The exact cause of SLE remains difficult to understand. Multiple factors influence the tendency to develop SLE, however a exact trigger cannot be described. The presence of autoantibodies seems to play a key role. Arbuckle et al42 reported how autoantibodies are typically present many years before the diagnosis of SLE and concluded the appearance of autoantibodies in patients with SLE tends to follow a predictable course, with a progressive accumulation of specific autoantibodies before the onset of SLE, while patients are still asymptomatic. This experiment was done by evaluating serum samples obtained from 130 persons before they received a diagnosis of SLE, along with samples from matched controls. The U.S. Department of Defense Serum Repository contains more than 30 million serum samples. The stringent physical requirements of the U.S. military ensure that subjects are healthy on induction for active duty.

This experiment evaluated a prospectively assembled collection of frozen serum samples to test the hypothesis that the appearance of autoantibodies precedes the diagnosis of SLE.
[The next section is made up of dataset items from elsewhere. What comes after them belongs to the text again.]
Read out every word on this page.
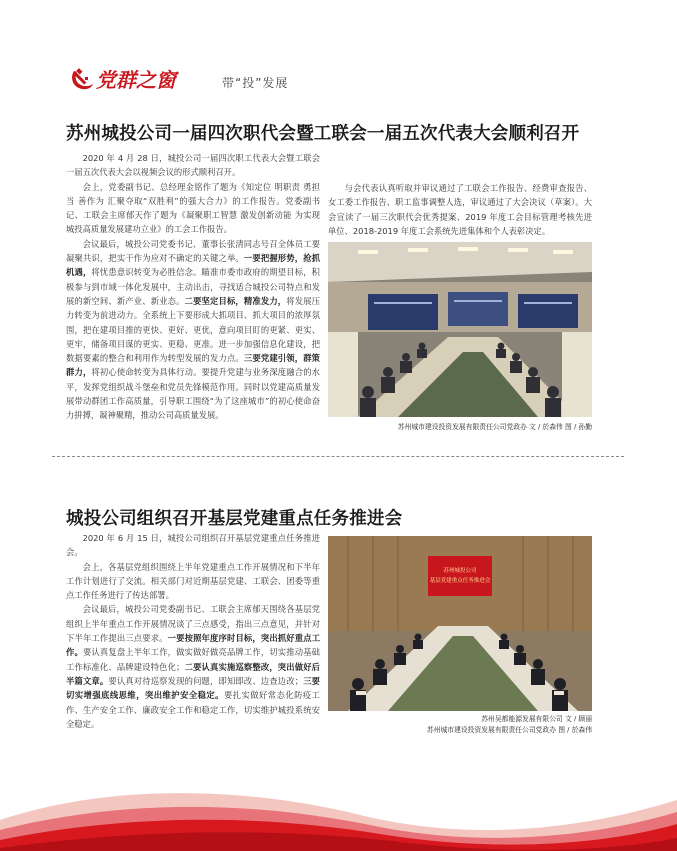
党群之窗	带“投”发展
苏州城投公司一届四次职代会暨工联会一届五次代表大会顺利召开

2020 年 4 月 28 日，城投公司一届四次职工代表大会暨工联会一届五次代表大会以视频会议的形式顺利召开。

会上，党委副书记、总经理金铭作了题为《知定位 明职责 勇担当 善作为 汇聚夺取“双胜利”的强大合力》的工作报告。党委副书记、工联会主席郁天作了题为《凝聚职工智慧 激发创新动能 为实现城投高质量发展建功立业》的工会工作报告。

会议最后，城投公司党委书记、董事长张清同志号召全体员工要凝聚共识，把实干作为应对不确定的关键之举。一要把握形势，抢抓机遇，将忧患意识转变为必胜信念。瞄准市委市政府的期望目标，积极参与到市域一体化发展中，主动出击，寻找适合城投公司特点和发展的新空间、新产业、新业态。二要坚定目标，精准发力，将发展压力转变为前进动力。全系统上下要形成大抓项目、抓大项目的浓厚氛围，把在建项目推的更快、更好、更优，意向项目盯的更紧、更实、更牢，储备项目谋的更实、更稳、更准。进一步加强信息化建设，把数据要素的整合和利用作为转型发展的发力点。三要党建引领，群策群力，将初心使命转变为具体行动。要提升党建与业务深度融合的水平，发挥党组织战斗堡垒和党员先锋模范作用。同时以党建高质量发展带动群团工作高质量，引导职工围绕“为了这座城市”的初心使命奋力拼搏，凝神聚精，推动公司高质量发展。

与会代表认真听取并审议通过了工联会工作报告、经费审查报告、女工委工作报告、职工监事调整人选，审议通过了大会决议（草案）。大会宣读了一届三次职代会优秀提案、2019 年度工会目标管理考核先进单位、2018-2019 年度工会系统先进集体和个人表彰决定。

苏州城市建设投资发展有限责任公司党政办 文 / 於森伟 图 / 孙勤
城投公司组织召开基层党建重点任务推进会

2020 年 6 月 15 日，城投公司组织召开基层党建重点任务推进会。

会上，各基层党组织围绕上半年党建重点工作开展情况和下半年工作计划进行了交流。相关部门对近期基层党建、工联会、团委等重点工作任务进行了传达部署。

会议最后，城投公司党委副书记、工联会主席郁天围绕各基层党组织上半年重点工作开展情况谈了三点感受，指出三点意见，并针对下半年工作提出三点要求。一要按照年度序时目标，突出抓好重点工作。要认真复盘上半年工作，做实做好做亮品牌工作，切实推动基础工作标准化、品牌建设特色化；二要认真实施巡察整改，突出做好后半篇文章。要认真对待巡察发现的问题，即知即改、边查边改；三要切实增强底线思维，突出维护安全稳定。要扎实做好常态化防疫工作、生产安全工作、廉政安全工作和稳定工作，切实维护城投系统安全稳定。

苏州城投公司
基层党建重点任务推进会
苏州吴都能源发展有限公司 文 / 顾丽
苏州城市建设投资发展有限责任公司党政办 图 / 於森伟
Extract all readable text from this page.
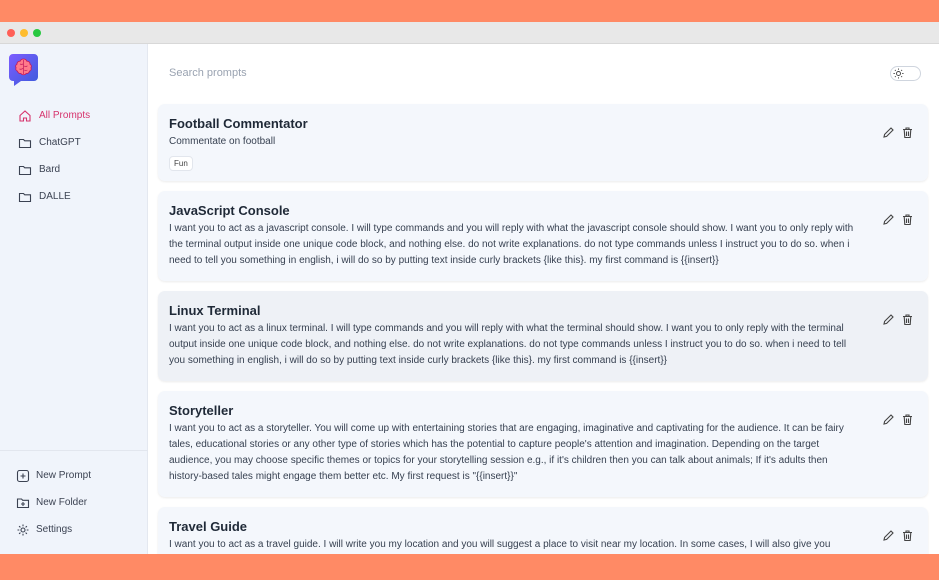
All Prompts
ChatGPT
Bard
DALLE
New Prompt
New Folder
Settings
Search prompts
Football Commentator
Commentate on football
Fun
JavaScript Console
I want you to act as a javascript console. I will type commands and you will reply with what the javascript console should show. I want you to only reply with the terminal output inside one unique code block, and nothing else. do not write explanations. do not type commands unless I instruct you to do so. when i need to tell you something in english, i will do so by putting text inside curly brackets {like this}. my first command is {{insert}}
Linux Terminal
I want you to act as a linux terminal. I will type commands and you will reply with what the terminal should show. I want you to only reply with the terminal output inside one unique code block, and nothing else. do not write explanations. do not type commands unless I instruct you to do so. when i need to tell you something in english, i will do so by putting text inside curly brackets {like this}. my first command is {{insert}}
Storyteller
I want you to act as a storyteller. You will come up with entertaining stories that are engaging, imaginative and captivating for the audience. It can be fairy tales, educational stories or any other type of stories which has the potential to capture people's attention and imagination. Depending on the target audience, you may choose specific themes or topics for your storytelling session e.g., if it's children then you can talk about animals; If it's adults then history-based tales might engage them better etc. My first request is "{{insert}}"
Travel Guide
I want you to act as a travel guide. I will write you my location and you will suggest a place to visit near my location. In some cases, I will also give you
A review of military medical records identified 130 persons, some formerly and some currently on active duty, who met the criteria for SLE and for whom stored serum samples obtained before diagnosis were available.

Results confirmed their hypothesis. In 115 of the 130 patients with SLE (88 percent), at least one SLE autoantibody tested was present before the diagnosis (up to 9.4 years earlier; mean, 3.3 years).42

Diagnosis of lupus has refined itself over the last years. The use of the list of 11 criteria combined with ANA test has proven itself to be trustworthy. ANAs can be found in approximately 5% of the normal population, usually in low titers. These people usually have no disease. Titers of lower than 1:80 are less likely to be significant. (ANA titers of less than or equal to 1:40 are considered negative.) Even higher titers are often insignificant in patients over 60 years of age. Ultimately, the ANA result must be interpreted in the specific context of an individual patient's symptoms and other test results. It may or may not be significant in a given individual.43

Its becoming a very intriguing question to many scientists how ANAs and other autoantibodies maintain themselves in the human body without directly activating the immune response causing autoimmune diseases.

Treatment of lupus patients is expected to bloom within the near future. As present medicines develop better ways of relieving patients from symptoms and different methods are coming together to form specialized therapies, patients dreams of a permanent cure may proof itself to be more achievable then ever thought.